Louis Bouwmeester: Repertoire - Het Nederlandsch Tooneel

Uit TheaterEncyclopedie
Ga naar: navigatie, zoeken

Logo eenlevenlangtheater2.jpg

Louis Bouwmeester als Herodes. Foto: Frits Geveke. Collectie TIN.

Eenlevenlangtheater Louis Bouwmeester:

(De Koninklijke Vereeniging) Het Nederlandsch Tooneel

Louis Bouwmeester als Shylock in De Koopman van Venetië, de rol die hem legendarisch maakte en die hij voor het eerst bij Het Nederlandsch Tooneel vertolkte in 1880. Collectie TIN.

In 1876 werd de Vereeniging Het Nederlandsch Tooneel door drie welgestelde heren opgericht: bankier, literator en toneelschrijver H.J. Schimmel, bankier Abraham Wertheim en G. van Tienhoven, de latere minister en burgemeester van Amsterdam. Hun doel was om met dit gezelschap hun ideeën over verheffing en ontwikkeling van het toneel in de praktijk te brengen. Er kwam bijvoorbeeld geen toneeldirecteur, maar een Raad van Beheer van gegoede burgers, die een zekere continuïteit moest veilig stellen. Door toneelminnende burgers bij elkaar te brengen, zou de bekwaamheid van de acteurs verhoogd worden, zouden schrijvers worden aangemoedigd nieuwe drama's te schrijven en zou de toneelkritiek gestimuleerd kunnen worden. Tevens wilden de drie oprichters het toneel op de kleine burgerman en de massa heroveren. Hun devies was 'beschaving'.

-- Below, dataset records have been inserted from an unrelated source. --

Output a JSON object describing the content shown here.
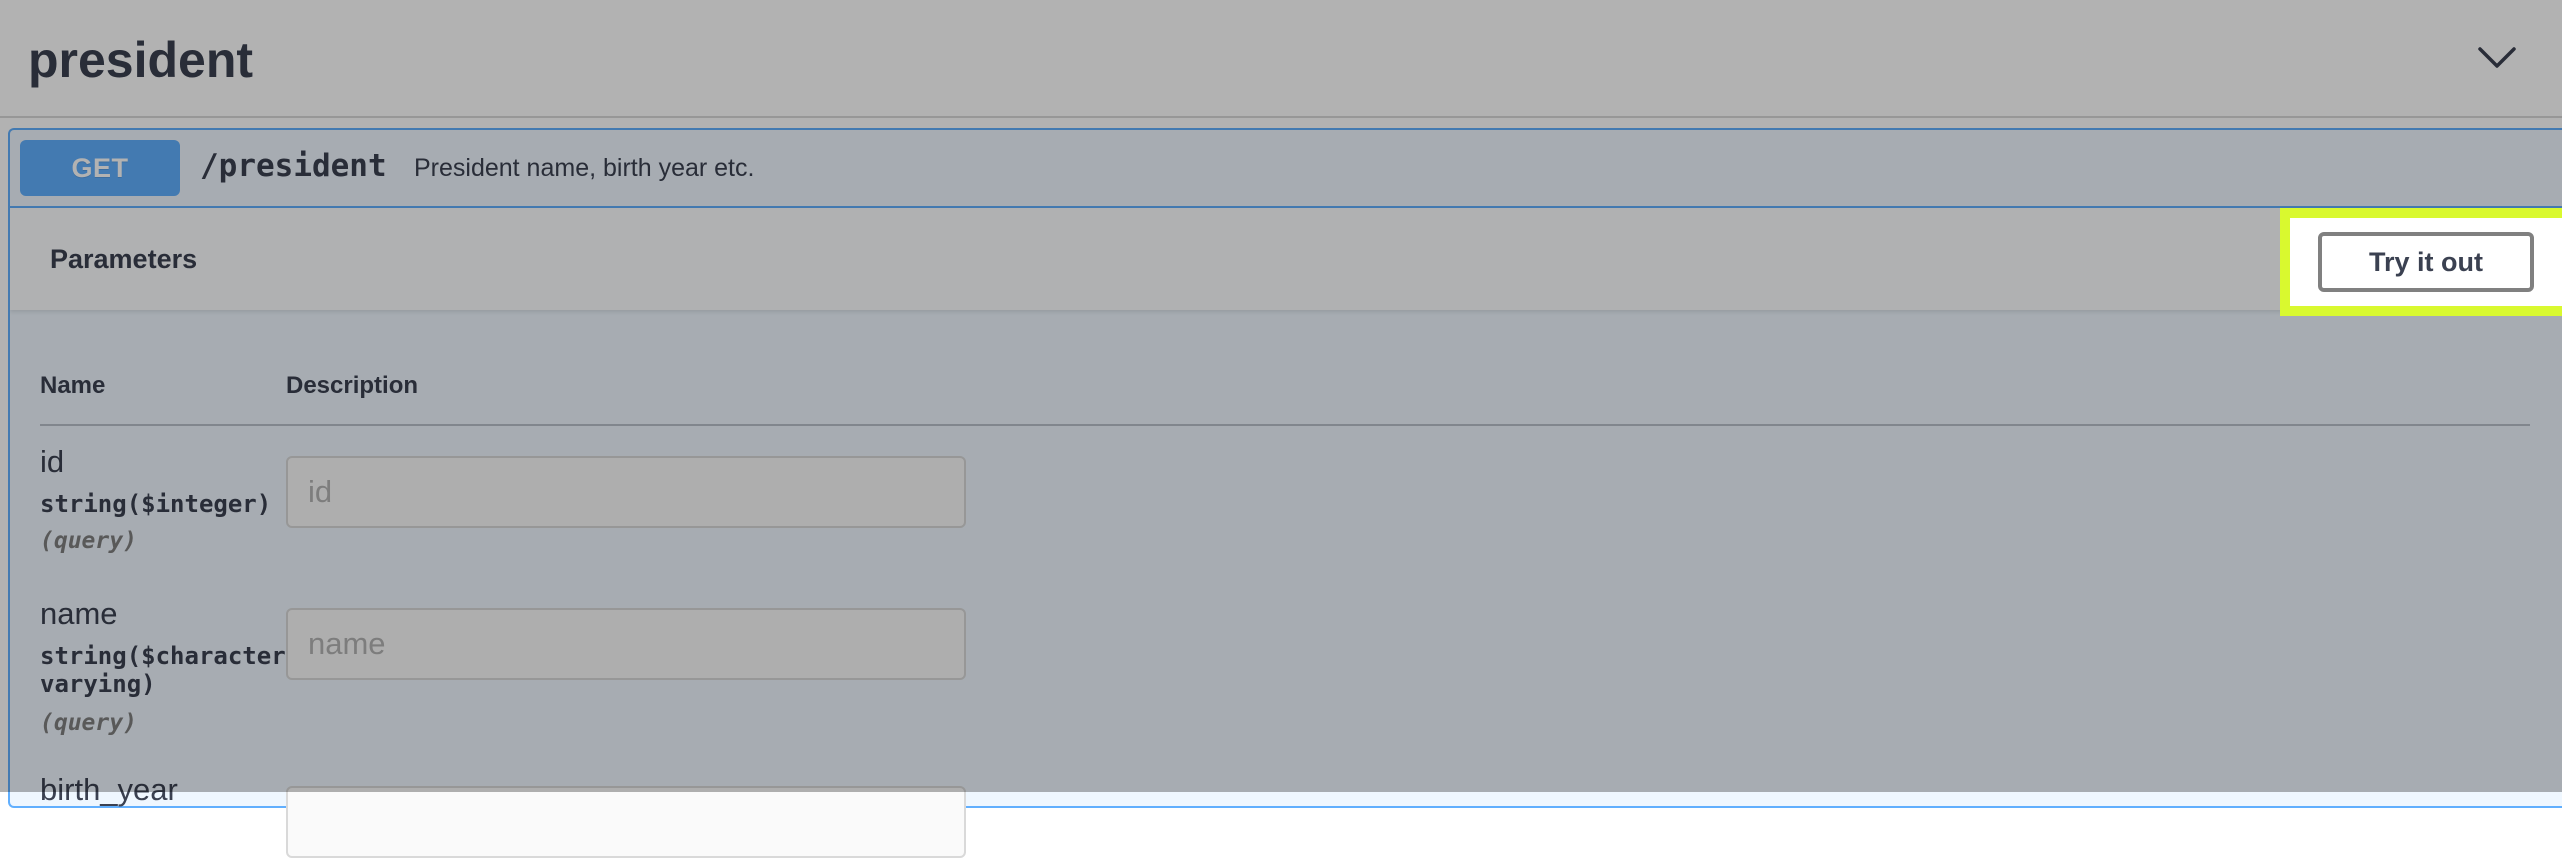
{
  "tag": {
    "title": "president",
    "toggle_icon": "chevron-down-icon"
  },
  "operation": {
    "method": "GET",
    "path": "/president",
    "summary": "President name, birth year etc.",
    "accent_color": "#61affe"
  },
  "parameters": {
    "section_title": "Parameters",
    "try_it_out_label": "Try it out",
    "highlight_color": "#d9f92f",
    "columns": [
      "Name",
      "Description"
    ],
    "rows": [
      {
        "name": "id",
        "type": "string($integer)",
        "in": "(query)",
        "placeholder": "id",
        "value": ""
      },
      {
        "name": "name",
        "type": "string($character varying)",
        "in": "(query)",
        "placeholder": "name",
        "value": ""
      },
      {
        "name": "birth_year",
        "type": "",
        "in": "",
        "placeholder": "",
        "value": ""
      }
    ]
  }
}
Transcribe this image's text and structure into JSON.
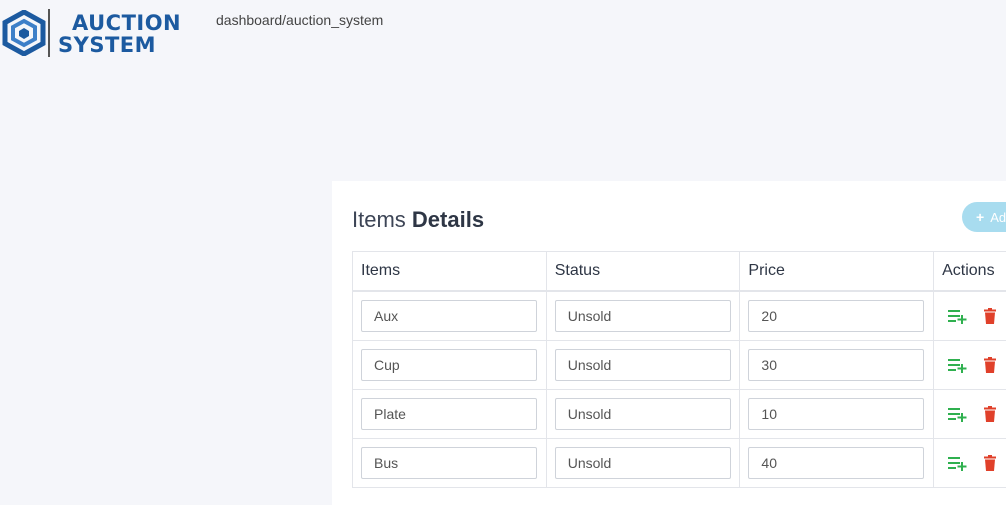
{
  "header": {
    "logo_line1": "AUCTION",
    "logo_line2": "SYSTEM",
    "breadcrumb": "dashboard/auction_system"
  },
  "card": {
    "title_light": "Items ",
    "title_bold": "Details",
    "add_button_label": "Ad",
    "add_icon": "plus-icon"
  },
  "table": {
    "headers": [
      "Items",
      "Status",
      "Price",
      "Actions"
    ],
    "rows": [
      {
        "item": "Aux",
        "status": "Unsold",
        "price": "20"
      },
      {
        "item": "Cup",
        "status": "Unsold",
        "price": "30"
      },
      {
        "item": "Plate",
        "status": "Unsold",
        "price": "10"
      },
      {
        "item": "Bus",
        "status": "Unsold",
        "price": "40"
      }
    ],
    "action_icons": [
      "playlist-add-icon",
      "trash-icon"
    ]
  },
  "colors": {
    "brand": "#1c5aa0",
    "add_button": "#a8dcef",
    "action_add": "#2fb04f",
    "action_delete": "#e0402a",
    "background": "#f5f6fa"
  }
}
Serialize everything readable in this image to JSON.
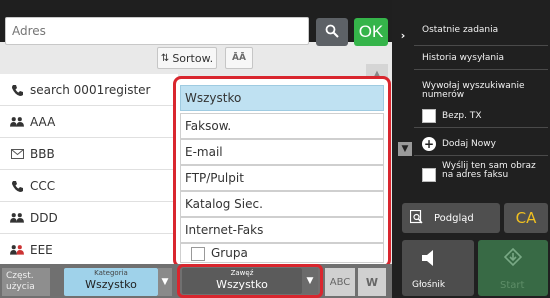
{
  "header": {
    "address_placeholder": "Adres",
    "ok_label": "OK"
  },
  "toolbar": {
    "sort_label": "Sortow."
  },
  "address_list": [
    {
      "name": "search 0001register",
      "icon": "phone-fax-icon"
    },
    {
      "name": "AAA",
      "icon": "group-icon"
    },
    {
      "name": "BBB",
      "icon": "email-icon"
    },
    {
      "name": "CCC",
      "icon": "phone-fax-icon"
    },
    {
      "name": "DDD",
      "icon": "group-icon"
    },
    {
      "name": "EEE",
      "icon": "group-icon"
    }
  ],
  "dropdown": {
    "options": [
      {
        "label": "Wszystko",
        "selected": true
      },
      {
        "label": "Faksow.",
        "selected": false
      },
      {
        "label": "E-mail",
        "selected": false
      },
      {
        "label": "FTP/Pulpit",
        "selected": false
      },
      {
        "label": "Katalog Siec.",
        "selected": false
      },
      {
        "label": "Internet-Faks",
        "selected": false
      },
      {
        "label": "Grupa",
        "selected": false
      }
    ]
  },
  "bottom": {
    "freq_label": "Częst. użycia",
    "category_caption": "Kategoria",
    "category_value": "Wszystko",
    "narrow_caption": "Zawęź",
    "narrow_value": "Wszystko",
    "abc_label": "ABC",
    "w_label": "W"
  },
  "side_panel": {
    "recent_jobs": "Ostatnie zadania",
    "send_history": "Historia wysyłania",
    "global_search": "Wywołaj wyszukiwanie numerów",
    "bcc_tx": "Bezp. TX",
    "add_new": "Dodaj Nowy",
    "send_same_image": "Wyślij ten sam obraz na adres faksu",
    "preview": "Podgląd",
    "ca": "CA",
    "speaker": "Głośnik",
    "start": "Start"
  },
  "colors": {
    "accent_green": "#35b44a",
    "highlight_red": "#d9262e",
    "selected_blue": "#bfe1f2",
    "ca_yellow": "#f0c020"
  }
}
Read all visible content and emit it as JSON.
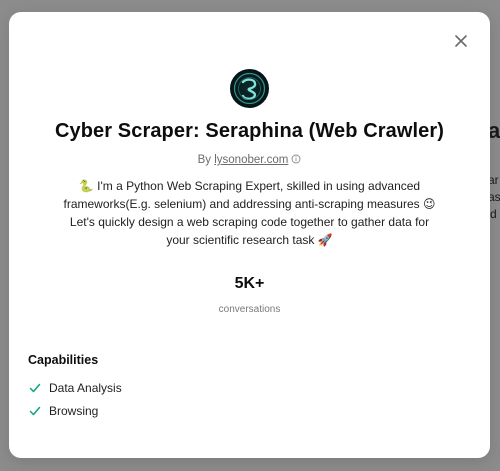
{
  "background": {
    "fragment_big": "av",
    "fragment_1": "ar",
    "fragment_2": "as",
    "fragment_3": "d"
  },
  "modal": {
    "title": "Cyber Scraper: Seraphina (Web Crawler)",
    "by_prefix": "By ",
    "author": "lysonober.com",
    "description_line1_text": " I'm a Python Web Scraping Expert, skilled in using advanced",
    "description_line1_emoji": "🐍",
    "description_line2_text": "frameworks(E.g. selenium) and addressing anti-scraping measures ",
    "description_line2_emoji": "😉",
    "description_line3": "Let's quickly design a web scraping code together to gather data for",
    "description_line4_text": "your scientific research task ",
    "description_line4_emoji": "🚀",
    "stat_value": "5K+",
    "stat_label": "conversations",
    "capabilities_heading": "Capabilities",
    "capabilities": [
      "Data Analysis",
      "Browsing"
    ]
  },
  "colors": {
    "accent_check": "#10a37f",
    "overlay": "#8a8a8a"
  },
  "icons": {
    "close": "close-icon",
    "info": "info-icon",
    "check": "check-icon"
  }
}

Om deze doelen te verwezenlijken had H.J. Schimmel in eerste instantie een paar jaar eerder, samen met Jan Nicolaas van Hall, 'Het Nederlandsch Tooneelverbond' opgericht. Eén van de meest concrete resultaten was de oprichting van de Toneelschool in 1874 in Amsterdam, behalve door het Verbond ook gefinancierd door koning Willem III. De koning bevond zich ook regelmatig onder de bezoekers van voorstellingen van Het Nederlandsch Tooneel in Den Haag en in 1881 verleende hij het gezelschap het predikaat 'Koninklijk'.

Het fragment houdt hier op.